Правитель Ци не хотел терять Хань Лана и не решался отдать приказ о его казни, продолжая противостояние со знатью.
Пока он не высказывал своего решения, знать тоже не смела убить Хань Лана, опасаясь, что ситуация выйдет из-под контроля.
Пока длилось это противостояние, Хань Лана снова пытали.
Новые раны накладывались на старые — зрелище было ужасным.
Его бросили обратно в камеру. Хань Лан был близок к обмороку. Свернувшись калачиком, он вцепился пальцами в ножку кровати, обливаясь холодным потом. Во рту чувствовался металлический привкус крови — он прокусил губу.
Видя, что Хань Лан терпит такие унижения и не произносит ни звука, Доу Ань испытал к нему невольное уважение.
На этот раз он не стал насмехаться, а лишь покачал головой, стоя у входа в камеру. — Вот это сила воли! Никогда бы не подумал, что изнеженный барич способен на такое.
Чжан Юань только вздохнул.
Ученые тоже бывают крепкими орешками.
На этот раз Хань Лан был тяжело ранен. Он промучился три дня, прежде чем немного оправился.
Госпожа Хань, потратив много денег, смогла добиться свидания с внуком.
Хань Лан лежал на кровати, повернувшись спиной к двери, и дрожал от холода.
— Вэньжань? — дрожащим голосом окликнула его госпожа Хань, не веря своим глазам.
Знакомый голос неожиданно проник в его сознание. Хань Лан застыл, не смея повернуться.
Он выглядел ужасно, и ему не хотелось расстраивать бабушку.
Собравшись с силами, Хань Лан сел, стараясь выглядеть не так жалкое.
Глаза госпожи Хань наполнились слезами.
Сердце Хань Лана сжалось от боли. Превозмогая мучительную боль, он подошел к двери камеры. Госпожа Хань сквозь решетку взяла его ледяную руку и зарыдала.
— Бабушка, не печальтесь, — утешал ее Хань Лан, вытирая слезы с ее лица. — Тюремщики хорошо ко мне относятся. У меня лишь несколько ссадин, выглядит страшнее, чем есть на самом деле.
— Ты весь изранен, а все еще храбришься, — голос госпожи Хань дрожал от слез.
Хань Лан не знал, что сказать, и только улыбнулся. Его красивое лицо выражало спокойствие, словно он не испытывал никакой боли.
— Я ходила к Мэн Чжо, — вытерев слезы, сказала госпожа Хань. — Он…
— Ему нельзя доверять, бабушка, — перебил ее Хань Лан. — Пожалуйста, уезжайте из Тунъяна и не беспокойтесь обо мне.
— Что ты такое говоришь?! — взволнованно воскликнула госпожа Хань. — Как я могу уехать и оставить тебя одного?
— Бабушка, послушайте меня, — спокойно сказал Хань Лан. — Раз меня пытали, значит, правитель не может меня защитить. Я обречен. Я не хочу, чтобы вы тоже пострадали. Только когда вы уедете из Тунъяна, я смогу умереть спокойно.
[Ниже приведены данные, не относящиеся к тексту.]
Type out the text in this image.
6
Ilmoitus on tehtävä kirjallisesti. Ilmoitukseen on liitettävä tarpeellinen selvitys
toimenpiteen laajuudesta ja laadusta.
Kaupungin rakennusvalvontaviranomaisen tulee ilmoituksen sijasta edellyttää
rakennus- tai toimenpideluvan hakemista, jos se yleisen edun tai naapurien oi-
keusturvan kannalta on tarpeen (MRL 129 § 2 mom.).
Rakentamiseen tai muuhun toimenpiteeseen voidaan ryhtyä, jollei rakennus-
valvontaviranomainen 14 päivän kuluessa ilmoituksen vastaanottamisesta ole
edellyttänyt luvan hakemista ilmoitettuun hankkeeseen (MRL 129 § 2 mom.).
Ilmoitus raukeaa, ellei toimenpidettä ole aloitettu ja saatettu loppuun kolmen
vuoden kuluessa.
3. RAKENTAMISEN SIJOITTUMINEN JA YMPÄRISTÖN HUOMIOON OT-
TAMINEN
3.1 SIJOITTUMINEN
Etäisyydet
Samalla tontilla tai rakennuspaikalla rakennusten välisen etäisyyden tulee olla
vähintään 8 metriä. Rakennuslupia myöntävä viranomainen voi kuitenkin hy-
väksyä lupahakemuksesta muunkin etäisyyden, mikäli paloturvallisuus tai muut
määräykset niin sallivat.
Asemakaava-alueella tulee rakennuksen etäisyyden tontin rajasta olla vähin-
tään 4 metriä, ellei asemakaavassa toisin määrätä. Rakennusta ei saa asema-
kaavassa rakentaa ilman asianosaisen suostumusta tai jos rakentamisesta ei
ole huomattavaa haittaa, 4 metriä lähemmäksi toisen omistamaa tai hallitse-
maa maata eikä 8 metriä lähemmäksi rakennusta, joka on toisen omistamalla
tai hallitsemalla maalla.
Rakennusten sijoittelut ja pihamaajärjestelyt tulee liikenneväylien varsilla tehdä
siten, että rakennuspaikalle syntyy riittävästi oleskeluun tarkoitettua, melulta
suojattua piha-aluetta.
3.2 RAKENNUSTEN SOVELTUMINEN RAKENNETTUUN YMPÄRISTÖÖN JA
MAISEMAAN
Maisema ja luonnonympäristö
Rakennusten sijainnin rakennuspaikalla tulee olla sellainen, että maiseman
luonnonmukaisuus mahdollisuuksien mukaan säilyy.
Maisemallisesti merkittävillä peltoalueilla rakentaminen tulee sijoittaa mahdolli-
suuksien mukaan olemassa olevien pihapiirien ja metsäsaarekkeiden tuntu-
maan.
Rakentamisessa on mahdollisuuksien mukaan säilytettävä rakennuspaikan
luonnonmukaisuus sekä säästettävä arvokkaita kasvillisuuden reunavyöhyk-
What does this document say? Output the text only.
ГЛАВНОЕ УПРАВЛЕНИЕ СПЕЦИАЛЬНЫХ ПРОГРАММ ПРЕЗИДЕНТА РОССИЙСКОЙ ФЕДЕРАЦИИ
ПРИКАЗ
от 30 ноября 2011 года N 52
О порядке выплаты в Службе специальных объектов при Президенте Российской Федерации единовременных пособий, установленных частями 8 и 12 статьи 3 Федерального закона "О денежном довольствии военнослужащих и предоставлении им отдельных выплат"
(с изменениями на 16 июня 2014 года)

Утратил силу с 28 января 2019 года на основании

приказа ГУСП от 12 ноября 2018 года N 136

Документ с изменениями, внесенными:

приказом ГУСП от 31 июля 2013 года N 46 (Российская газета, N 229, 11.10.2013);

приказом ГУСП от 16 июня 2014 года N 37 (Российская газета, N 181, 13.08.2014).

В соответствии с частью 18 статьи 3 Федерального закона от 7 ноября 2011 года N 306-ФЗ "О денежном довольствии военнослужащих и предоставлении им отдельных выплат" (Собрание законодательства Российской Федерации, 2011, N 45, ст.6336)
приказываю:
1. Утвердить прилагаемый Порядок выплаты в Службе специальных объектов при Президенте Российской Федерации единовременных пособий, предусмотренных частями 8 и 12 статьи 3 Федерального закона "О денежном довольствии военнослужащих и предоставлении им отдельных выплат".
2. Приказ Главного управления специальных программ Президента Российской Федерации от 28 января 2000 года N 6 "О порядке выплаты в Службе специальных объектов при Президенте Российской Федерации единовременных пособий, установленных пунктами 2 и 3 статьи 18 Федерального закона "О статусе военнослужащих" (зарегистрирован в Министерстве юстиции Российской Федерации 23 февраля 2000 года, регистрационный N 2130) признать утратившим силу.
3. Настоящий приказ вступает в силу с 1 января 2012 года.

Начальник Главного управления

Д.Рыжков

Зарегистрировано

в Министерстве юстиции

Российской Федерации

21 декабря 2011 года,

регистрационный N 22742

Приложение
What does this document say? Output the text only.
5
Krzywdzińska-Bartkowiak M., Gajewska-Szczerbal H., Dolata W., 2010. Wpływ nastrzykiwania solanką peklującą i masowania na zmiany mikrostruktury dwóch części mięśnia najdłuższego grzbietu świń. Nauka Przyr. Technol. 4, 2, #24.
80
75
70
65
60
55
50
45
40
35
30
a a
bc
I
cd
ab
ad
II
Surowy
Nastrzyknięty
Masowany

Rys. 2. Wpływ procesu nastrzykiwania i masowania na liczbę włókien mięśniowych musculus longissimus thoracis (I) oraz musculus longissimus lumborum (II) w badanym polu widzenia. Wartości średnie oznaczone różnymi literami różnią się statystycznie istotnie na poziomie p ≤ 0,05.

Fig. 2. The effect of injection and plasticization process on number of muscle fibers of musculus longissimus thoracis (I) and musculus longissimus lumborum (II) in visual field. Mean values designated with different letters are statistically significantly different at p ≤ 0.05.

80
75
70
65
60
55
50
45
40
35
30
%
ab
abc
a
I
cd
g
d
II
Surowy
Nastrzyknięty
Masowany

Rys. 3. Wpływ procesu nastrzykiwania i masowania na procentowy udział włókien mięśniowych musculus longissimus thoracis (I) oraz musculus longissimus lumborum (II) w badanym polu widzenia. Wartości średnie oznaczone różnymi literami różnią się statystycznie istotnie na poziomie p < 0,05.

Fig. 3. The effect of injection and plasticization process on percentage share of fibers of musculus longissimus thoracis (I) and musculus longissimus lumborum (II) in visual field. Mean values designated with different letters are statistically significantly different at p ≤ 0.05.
— Что за глупости ты несешь! Ты — последний в нашем роде! Если ты умрешь, зачем мне жить?
— Бабушка…
— Вэньжань, обещай мне, что выдержишь. Я не хочу снова хоронить родных. Я продам все, что у нас есть, но вытащу тебя отсюда.
— Простите меня за беспокойство, которое я вам доставляю, — с горечью сказал Хань Лан.
Госпожа Хань погладила его по лицу. — Вэньжань, обещай мне, что будешь жить и ждать, пока я найду способ тебя спасти, — сказала она со слезами на глазах.
Не желая разрушать ее надежду, Хань Лан тихо кивнул. — Берегите себя, бабушка, — сказал он, а затем, словно вспомнив что-то, добавил тихим голосом: — Бабушка… попробуйте обратиться к Сыма Цзину.
— К генералу Сыма Цзину? — удивилась госпожа Хань.
— Попробуйте, — кивнул Хань Лан.
Вскоре подошел тюремщик и попросил госпожу Хань уйти. Она еще раз напомнила внуку о своем обещании и, не скрывая слез, покинула тюрьму.
Чтобы успокоить ее, Хань Лан до последнего улыбался.
Он был подобен журавлю со сломанными крыльями, который, даже истекая кровью, не хотел показывать своих страданий.
Вернувшись домой, госпожа Хань, не теряя надежды, попыталась связаться с Сыма Цзином, но тот ей отказал.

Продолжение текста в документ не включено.